Expert capacity overflow in batched inference. If a batch contains many semantically similar inputs, one expert may receive far more tokens than expected. Implementations handle this by dropping overflow tokens or using auxiliary "expert overflow" capacity — dropped tokens produce zero-contribution outputs, effectively corrupting those positions. Monitor per-expert capacity utilization per batch in production; add explicit capacity limits with appropriate handling for overflow. This failure is silent by default.

Suboptimal performance on non-MoE-aware serving stacks. Expert parallelism, capacity management, and load-balancing monitoring require infrastructure beyond standard dense model serving. Running Mixtral on inference software designed for dense models — without MoE-specific dispatch optimizations — leaves significant performance on the table while paying the full memory cost. vLLM and TGI both have MoE-specific optimizations; verify they're enabled.

When NOT to use MoE

Latency-sensitive, single-request workloads. If p50 latency on individual requests is your primary constraint, MoE's memory footprint (full stored size, not active size) with routing overhead often makes dense models faster at batch size 1. A well-optimized dense 13B will usually serve individual requests faster than Mixtral 8x7B.

Memory-constrained deployments. If you can fit a 13B dense model but not a 47B MoE model, the trade doesn't exist for you. MoE saves compute, not memory.

Narrow, homogeneous task fine-tuning. MoE's advantage comes from routing different computation to different input types. If you're fine-tuning for a single, uniform task — SQL generation, structured extraction, a specific domain — the routing diversity is wasted. A smaller dense model fine-tuned on your distribution will match or exceed a larger MoE on that narrow task, with less serving complexity.

Teams without MoE-aware serving infrastructure. Expert parallelism, overflow handling, and load-balancing observability are non-trivial to implement correctly. If your team is standing up inference infrastructure for the first time, start with a dense model. The operational complexity of MoE is real and scales with team inexperience.

What actually changed between the papers

Shazeer et al. (2017) proved MoE works at the transformer layer level. But their implementation required noisy top-K gating with a learned noise term to encourage exploration, and training was unstable at scale.

Switch Transformers (2022) simplified routing: K=1 (one expert per token), standard softmax gating, auxiliary load-balancing loss. Simpler routing, more stable training, and they scaled to trillion-parameter models on TPUs. The main quality loss from K=1 versus K=2 is real but acceptable for throughput-dominated workloads.

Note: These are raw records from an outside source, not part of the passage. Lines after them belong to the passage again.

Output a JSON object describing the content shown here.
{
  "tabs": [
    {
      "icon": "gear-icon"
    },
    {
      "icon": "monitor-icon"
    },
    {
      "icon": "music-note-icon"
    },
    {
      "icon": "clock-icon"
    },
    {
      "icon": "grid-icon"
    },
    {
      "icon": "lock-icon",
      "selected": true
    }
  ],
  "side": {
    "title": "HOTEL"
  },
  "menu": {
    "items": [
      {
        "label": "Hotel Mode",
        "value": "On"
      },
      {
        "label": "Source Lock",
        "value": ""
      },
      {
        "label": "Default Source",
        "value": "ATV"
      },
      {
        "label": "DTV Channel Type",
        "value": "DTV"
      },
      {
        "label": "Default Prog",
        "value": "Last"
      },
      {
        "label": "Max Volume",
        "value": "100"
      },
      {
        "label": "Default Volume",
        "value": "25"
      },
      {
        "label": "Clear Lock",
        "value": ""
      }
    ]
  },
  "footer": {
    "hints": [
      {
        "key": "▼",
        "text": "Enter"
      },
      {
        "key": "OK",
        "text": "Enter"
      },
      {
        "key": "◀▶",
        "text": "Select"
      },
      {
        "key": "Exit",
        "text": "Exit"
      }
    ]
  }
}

Mixtral (2024) returned to K=2, recovering quality from the K=1 simplification while keeping expert count manageable. They showed that dense model training practices transfer cleanly to MoE with the auxiliary loss and capacity limits — no exotic stabilization tricks required.

The trend is toward simplicity. The gap between paper descriptions and production requirements has narrowed considerably.

The bottom line

MoE is a genuine architectural improvement for large-scale inference where throughput matters and memory footprint is acceptable. You get the model quality of a much larger dense model at a fraction of the per-token compute cost. The trade-offs are concrete: memory doesn't scale down with sparse activation, routing infrastructure adds operational complexity, and load balancing requires active monitoring.

The right frame: MoE doesn't make a model cheaper to host — it makes hosted capacity more computationally efficient. If your bottleneck is GPU hours per output token, MoE is compelling. If your bottleneck is GPU count or GPU RAM, the case is weaker.

Read the Switch Transformers paper for the theoretical grounding — particularly the capacity factor analysis and the auxiliary loss derivation. Read the Mixtral technical report for the practical implementation decisions that work in production. Both are shorter than you'd expect.